If you've clicked on this story thinking, "I don't like anchovies and pity the fool who uses either paste or fillets," let's have a quick pep talk. You love Caesar salad, and you crave pad thai in your sleep. Why? Because they taste good. And why do these beloved things all taste good? Umami, from anchovies, in the form of Worcestershire or Asian fish sauce (if you were wondering what made them tasty).

Anchovies are among the least understood of fish, right up there with the oily and unpopular sardine (not my words, I love the things) and legitimately frightening (and largely inedible) piranha...at least in the States. In Asia, anchovies' salty little spirits live on in the broth of any soup you consume, especially in Korea. I haven't taken a trip to Spain, France, Italy, Germany, Scandinavia, the Netherlands, North Africa or South India without experiencing them in their stark naked entirety, usually served with lemon (and booze). But for this explanation, let's direct our attention toward the two common forms you'll find at the supermarket: jarred fillets and paste.
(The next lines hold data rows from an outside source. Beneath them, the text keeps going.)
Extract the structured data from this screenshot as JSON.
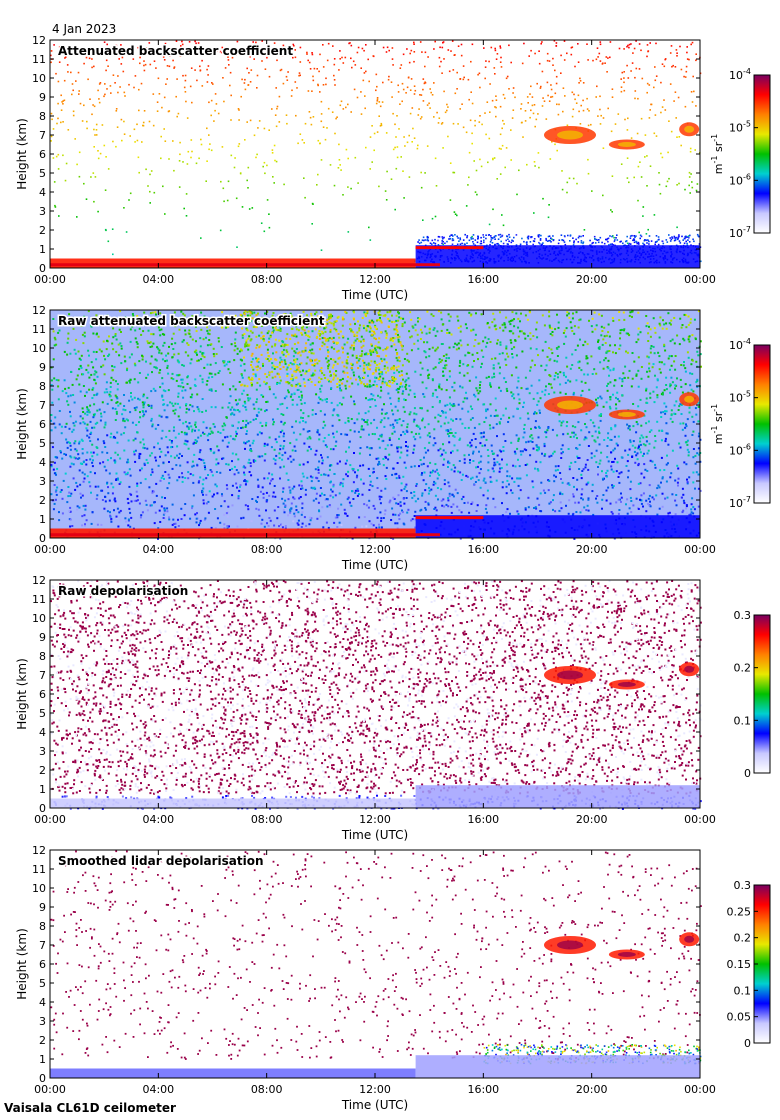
{
  "header": {
    "date": "4 Jan 2023"
  },
  "footer": {
    "instrument": "Vaisala CL61D ceilometer"
  },
  "colors": {
    "white": "#ffffff",
    "lavender": "#c8c8ff",
    "blue": "#0000ff",
    "cyan": "#00d0d0",
    "green": "#00c000",
    "yellow": "#e8e800",
    "orange": "#ff8000",
    "red": "#ff0000",
    "purple": "#7a0060"
  },
  "chart_data": [
    {
      "type": "heatmap",
      "title": "Attenuated backscatter coefficient",
      "xlabel": "Time (UTC)",
      "ylabel": "Height (km)",
      "x_ticks": [
        "00:00",
        "04:00",
        "08:00",
        "12:00",
        "16:00",
        "20:00",
        "00:00"
      ],
      "y_ticks": [
        "0",
        "1",
        "2",
        "3",
        "4",
        "5",
        "6",
        "7",
        "8",
        "9",
        "10",
        "11",
        "12"
      ],
      "ylim": [
        0,
        12
      ],
      "colorbar": {
        "scale": "log",
        "ticks": [
          {
            "base": "10",
            "exp": "-7",
            "value": -7
          },
          {
            "base": "10",
            "exp": "-6",
            "value": -6
          },
          {
            "base": "10",
            "exp": "-5",
            "value": -5
          },
          {
            "base": "10",
            "exp": "-4",
            "value": -4
          }
        ],
        "range": [
          -7,
          -4
        ],
        "unit_main": "m",
        "unit_exp1": "-1",
        "unit_mid": " sr",
        "unit_exp2": "-1"
      }
    },
    {
      "type": "heatmap",
      "title": "Raw attenuated backscatter coefficient",
      "xlabel": "Time (UTC)",
      "ylabel": "Height (km)",
      "x_ticks": [
        "00:00",
        "04:00",
        "08:00",
        "12:00",
        "16:00",
        "20:00",
        "00:00"
      ],
      "y_ticks": [
        "0",
        "1",
        "2",
        "3",
        "4",
        "5",
        "6",
        "7",
        "8",
        "9",
        "10",
        "11",
        "12"
      ],
      "ylim": [
        0,
        12
      ],
      "colorbar": {
        "scale": "log",
        "ticks": [
          {
            "base": "10",
            "exp": "-7",
            "value": -7
          },
          {
            "base": "10",
            "exp": "-6",
            "value": -6
          },
          {
            "base": "10",
            "exp": "-5",
            "value": -5
          },
          {
            "base": "10",
            "exp": "-4",
            "value": -4
          }
        ],
        "range": [
          -7,
          -4
        ],
        "unit_main": "m",
        "unit_exp1": "-1",
        "unit_mid": " sr",
        "unit_exp2": "-1"
      }
    },
    {
      "type": "heatmap",
      "title": "Raw depolarisation",
      "xlabel": "Time (UTC)",
      "ylabel": "Height (km)",
      "x_ticks": [
        "00:00",
        "04:00",
        "08:00",
        "12:00",
        "16:00",
        "20:00",
        "00:00"
      ],
      "y_ticks": [
        "0",
        "1",
        "2",
        "3",
        "4",
        "5",
        "6",
        "7",
        "8",
        "9",
        "10",
        "11",
        "12"
      ],
      "ylim": [
        0,
        12
      ],
      "colorbar": {
        "scale": "linear",
        "ticks": [
          {
            "label": "0",
            "value": 0
          },
          {
            "label": "0.1",
            "value": 0.1
          },
          {
            "label": "0.2",
            "value": 0.2
          },
          {
            "label": "0.3",
            "value": 0.3
          }
        ],
        "range": [
          0,
          0.3
        ]
      }
    },
    {
      "type": "heatmap",
      "title": "Smoothed lidar depolarisation",
      "xlabel": "Time (UTC)",
      "ylabel": "Height (km)",
      "x_ticks": [
        "00:00",
        "04:00",
        "08:00",
        "12:00",
        "16:00",
        "20:00",
        "00:00"
      ],
      "y_ticks": [
        "0",
        "1",
        "2",
        "3",
        "4",
        "5",
        "6",
        "7",
        "8",
        "9",
        "10",
        "11",
        "12"
      ],
      "ylim": [
        0,
        12
      ],
      "colorbar": {
        "scale": "linear",
        "ticks": [
          {
            "label": "0",
            "value": 0
          },
          {
            "label": "0.05",
            "value": 0.05
          },
          {
            "label": "0.1",
            "value": 0.1
          },
          {
            "label": "0.15",
            "value": 0.15
          },
          {
            "label": "0.2",
            "value": 0.2
          },
          {
            "label": "0.25",
            "value": 0.25
          },
          {
            "label": "0.3",
            "value": 0.3
          }
        ],
        "range": [
          0,
          0.3
        ]
      }
    }
  ]
}
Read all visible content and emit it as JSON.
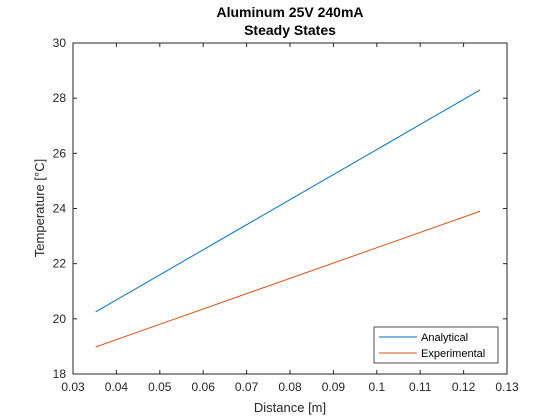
{
  "chart_data": {
    "type": "line",
    "title": [
      "Aluminum 25V 240mA",
      "Steady States"
    ],
    "xlabel": "Distance [m]",
    "ylabel": "Temperature [°C]",
    "xlim": [
      0.03,
      0.13
    ],
    "ylim": [
      18,
      30
    ],
    "xticks": [
      "0.03",
      "0.04",
      "0.05",
      "0.06",
      "0.07",
      "0.08",
      "0.09",
      "0.1",
      "0.11",
      "0.12",
      "0.13"
    ],
    "yticks": [
      "18",
      "20",
      "22",
      "24",
      "26",
      "28",
      "30"
    ],
    "grid": false,
    "legend_position": "bottom-right",
    "series": [
      {
        "name": "Analytical",
        "color": "#0072BD",
        "x": [
          0.0352,
          0.1238
        ],
        "y": [
          20.25,
          28.3
        ]
      },
      {
        "name": "Experimental",
        "color": "#D95319",
        "x": [
          0.0352,
          0.1238
        ],
        "y": [
          18.98,
          23.9
        ]
      }
    ]
  }
}
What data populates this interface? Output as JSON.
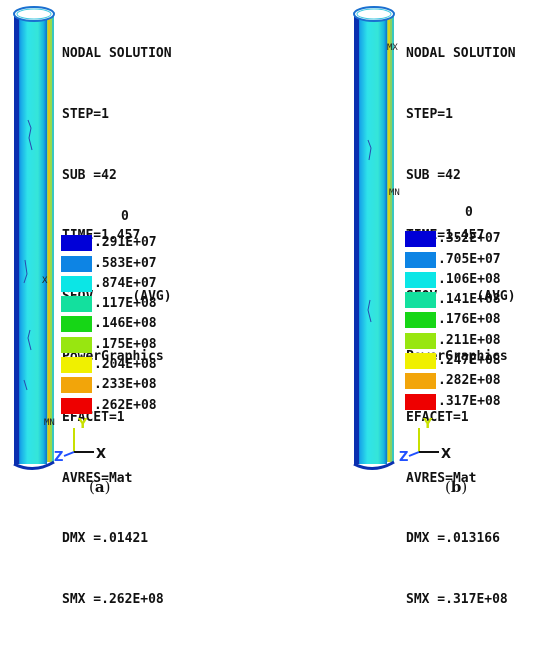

Anchovy paste is processed and ready to melt into sauces, soups, stews, marinades, dressings, spreads and compound butters. The benefit to using the paste is having anchovy flavor handy at a moment's notice, which will encourage you to use it more. If you make your own salad dressing from fridge door and pantry components like Dijon mustard, horseradish, caper juice, lemon juice/zest, dried or fresh herbs and honey (and you absolutely should), a big smudge of anchovy paste will add incredible depth and a wonderful clingy texture to the finished product. The paste stays fresh in its metal tube, with minimal exposure to oxygen, and a little goes a long way. The only disadvantage is you can't really use it as a topping the way you would with whole fillets.

Anchovy fillets typically come prepared in a jar or can of olive oil, which not only preserves the fillets but infuses the oil with intense anchovy flavor that can be used to enhance any recipe that calls for anchovy. Try anchovy oil in spaghetti aglio e olio, and you'll never go back. They range in quality from "eh" (kind of a muddy purple-gray with a mushy texture but still better than no anchovies at all) to "beautiful" (bright white and silver with firm flesh and a pronounced but clean saline flavor). You can chop fillets coarsely or mash them finely fairly easily for a subtler presence, or lay them whole on top of crostini or pizza, or tuck a couple in your sandwich (they really make sliced turkey taste like something instead of nothing). Add them to your steak tartare and discover how much more addictive it is.

So pick up both, use them well and try them in applications that seem logical. Some things that seem to need salt, soy sauce, tomato paste or amino acids may really be asking for anchovy.